🤖 AI Summary
To address the challenges of modeling instance spatial relationships, high computational complexity in long-sequence dependency modeling, and inconsistent sequence lengths between training and inference in whole-slide image (WSI) classification, this paper proposes an efficient and scalable multiple-instance learning (MIL) framework. Our method explicitly encodes the intrinsic spatial layout of instances via learnable coordinate-based positional embeddings. Furthermore, we introduce an MLP-based Spatial Attention Correlation (SAC) module that captures global instance dependencies in linear time complexity—eliminating the need for custom CUDA kernels while ensuring both high performance and deployment efficiency. Evaluated on CAMELYON16, TCGA-LUNG, and TCGA-BRCA benchmarks, our approach achieves state-of-the-art classification accuracy, significantly outperforming existing MIL methods.
📝 Abstract
We propose Spatial-Aware Correlated Multiple Instance Learning (SAC-MIL) for performing WSI classification. SAC-MIL consists of a positional encoding module to encode position information and a SAC block to perform full instance correlations.
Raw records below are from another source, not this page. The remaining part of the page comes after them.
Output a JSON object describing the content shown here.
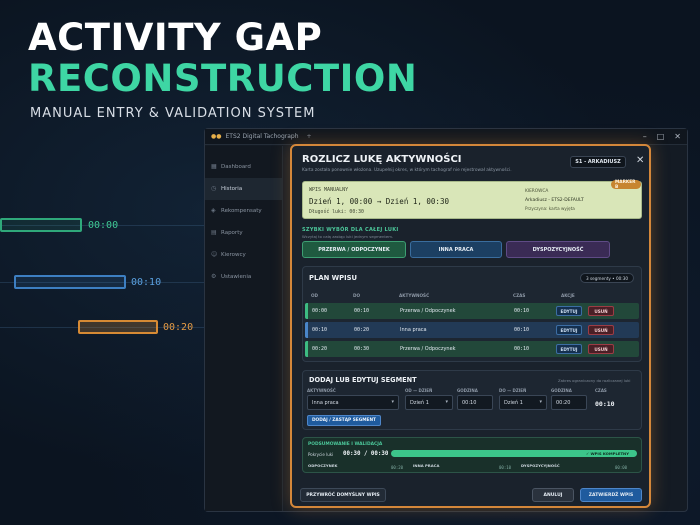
{
  "hero": {
    "title_line1": "ACTIVITY GAP",
    "title_line2": "RECONSTRUCTION",
    "subtitle": "MANUAL ENTRY & VALIDATION SYSTEM"
  },
  "timeline_labels": [
    "00:00",
    "00:10",
    "00:20"
  ],
  "app": {
    "title": "ETS2 Digital Tachograph",
    "sidebar": [
      {
        "label": "Dashboard",
        "icon": "dashboard-icon"
      },
      {
        "label": "Historia",
        "icon": "history-icon"
      },
      {
        "label": "Rekompensaty",
        "icon": "compensation-icon"
      },
      {
        "label": "Raporty",
        "icon": "reports-icon"
      },
      {
        "label": "Kierowcy",
        "icon": "drivers-icon"
      },
      {
        "label": "Ustawienia",
        "icon": "settings-icon"
      }
    ]
  },
  "modal": {
    "title": "ROZLICZ LUKĘ AKTYWNOŚCI",
    "description": "Karta została ponownie włożona. Uzupełnij okres, w którym tachograf nie rejestrował aktywności.",
    "slot_badge": "S1 - ARKADIUSZ",
    "entry": {
      "label": "WPIS MANUALNY",
      "range": "Dzień 1, 00:00  →  Dzień 1, 00:30",
      "duration": "Długość luki: 00:30",
      "driver_label": "KIEROWCA",
      "driver": "Arkadiusz - ETS2-DEFAULT",
      "reason": "Przyczyna: karta wyjęta",
      "tag": "MARKER B"
    },
    "quick": {
      "title": "SZYBKI WYBÓR DLA CAŁEJ LUKI",
      "description": "Wczytaj to całą zastąp luki jednym segmentem.",
      "buttons": [
        "PRZERWA / ODPOCZYNEK",
        "INNA PRACA",
        "DYSPOZYCYJNOŚĆ"
      ]
    },
    "plan": {
      "title": "PLAN WPISU",
      "badge": "3 segmenty • 00:30",
      "headers": [
        "OD",
        "DO",
        "AKTYWNOŚĆ",
        "CZAS",
        "AKCJE"
      ],
      "rows": [
        {
          "from": "00:00",
          "to": "00:10",
          "activity": "Przerwa / Odpoczynek",
          "time": "00:10"
        },
        {
          "from": "00:10",
          "to": "00:20",
          "activity": "Inna praca",
          "time": "00:10"
        },
        {
          "from": "00:20",
          "to": "00:30",
          "activity": "Przerwa / Odpoczynek",
          "time": "00:10"
        }
      ],
      "edit_label": "EDYTUJ",
      "delete_label": "USUŃ"
    },
    "add": {
      "title": "DODAJ LUB EDYTUJ SEGMENT",
      "hint": "Zakres ograniczony do rozliczanej luki",
      "activity_label": "AKTYWNOŚĆ",
      "activity_value": "Inna praca",
      "from_day_label": "OD — DZIEŃ",
      "from_day_value": "Dzień 1",
      "from_time_label": "GODZINA",
      "from_time_value": "00:10",
      "to_day_label": "DO — DZIEŃ",
      "to_day_value": "Dzień 1",
      "to_time_label": "GODZINA",
      "to_time_value": "00:20",
      "time_label": "CZAS",
      "time_value": "00:10",
      "submit_label": "DODAJ / ZASTĄP SEGMENT"
    },
    "summary": {
      "title": "PODSUMOWANIE I WALIDACJA",
      "coverage_label": "Pokrycie luki",
      "coverage_value": "00:30 / 00:30",
      "coverage_fraction": 1.0,
      "status": "✓ WPIS KOMPLETNY",
      "categories": [
        {
          "label": "ODPOCZYNEK",
          "value": "00:20"
        },
        {
          "label": "INNA PRACA",
          "value": "00:10"
        },
        {
          "label": "DYSPOZYCYJNOŚĆ",
          "value": "00:00"
        }
      ]
    },
    "footer": {
      "reset_label": "PRZYWRÓĆ DOMYŚLNY WPIS",
      "cancel_label": "ANULUJ",
      "confirm_label": "ZATWIERDŹ WPIS"
    }
  },
  "colors": {
    "accent_green": "#3ed6a4",
    "accent_orange": "#d4873a",
    "accent_blue": "#4a86c8"
  }
}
The positional encoding module utilizes the instance coordinates within the slide to encode the spatial relationships instead of the instance index in the input WSI sequence. The positional encoding module can also handle the length extrapolation issue where the training and testing sequences have different lengths. The SAC block is an MLP-based method that performs full instance correlation in linear time complexity with respect to the sequence length. Due to the simple structure of MLP, it is easy to deploy since it does not require custom CUDA kernels, compared to Transformer-based methods for WSI classification. SAC-MIL has achieved state-of-the-art performance on the CAMELYON-16, TCGA-LUNG, and TCGA-BRAC datasets. The code will be released upon acceptance.